Martin Gardner (1914 – 2010) était un vulgarisateur scientifique particulièrement connu pour sa chronique « Mathematical Games » dans Scientific American et pour son opposition aux pseudosciences. Il côtoie déjà le magicien James Randi et le sociologue Marcello Truzzi lorsqu’ils sont tous conviés en 1976 par le philosophe Paul Kurtz, inquiet d’une montée des croyances paranormales, à la conférence qui aboutira à la fondation du Committee for Scientific Investigation of Claims of the Paranormal.
Bien avant la création de ce qui deviendra ensuite le Committee for Skeptical Inquiry, Gardner publie en 1952 (soit peu après l’apparition du Comité Para, bien que les évènements ne soient pas directement liés entre eux), un ouvrage intitulé In the Name of Science: An Entertaining Survey of the High Priests and Cultists of Science, Past and Present. À l’occasion de son édition revue et étendue en 1957, le livre se renomme Fads and Fallacies in the Name of Science, non sans intentionnellement rappeler Foibles And Fallacies Of Science, titre d’un ouvrage du physicien Daniel Webster Hering datant de 1924, et qui faisait déjà la critique des pseudosciences et charlataneries.

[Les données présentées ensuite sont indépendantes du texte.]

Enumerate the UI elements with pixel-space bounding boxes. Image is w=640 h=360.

La seconde édition de l’ouvrage nous gratifie d’une préface intéressante : Gardner nous rapporte que, à la suite de la publication du livre en 1952, il reçut de nombreuses lettres de lecteurs mécontents. Cela n’est pas étonnant, et les vulgarisateurs sceptiques contemporains ne sont pas étrangers des harcèlements de la part des imposteurs et des croyants, même si les lettres sont aujourd’hui remplacées par les réseaux sociaux en ligne (voir exemple de Jacques Grimault). Mais Gardner pointe que, plus que de simplement avoir été critiqués, nombre de mécontents se plaignent particulièrement d’avoir été mis au même niveau que telle ou telle autre pratique : ils ne remettent pas en cause les critiques envers les autres disciplines, voire les approuvent, c’est seulement celles envers leur discipline dont ils s’offusquent. Un constat qui, lui aussi, rappelle celui fait en 2018 par Frank Ramus dans son article « La rationalité est-elle à géométrie variable ? ». L’ouvrage a également reçu des retours positifs ainsi que des critiques constructives accompagnées de ressources additionnelles utiles à la construction de sa seconde édition. Dans cette préface, le livre de Daniel W. Hering est mentionné comme un des rares écrits antérieurs ayant pu donner des pistes à Gardner.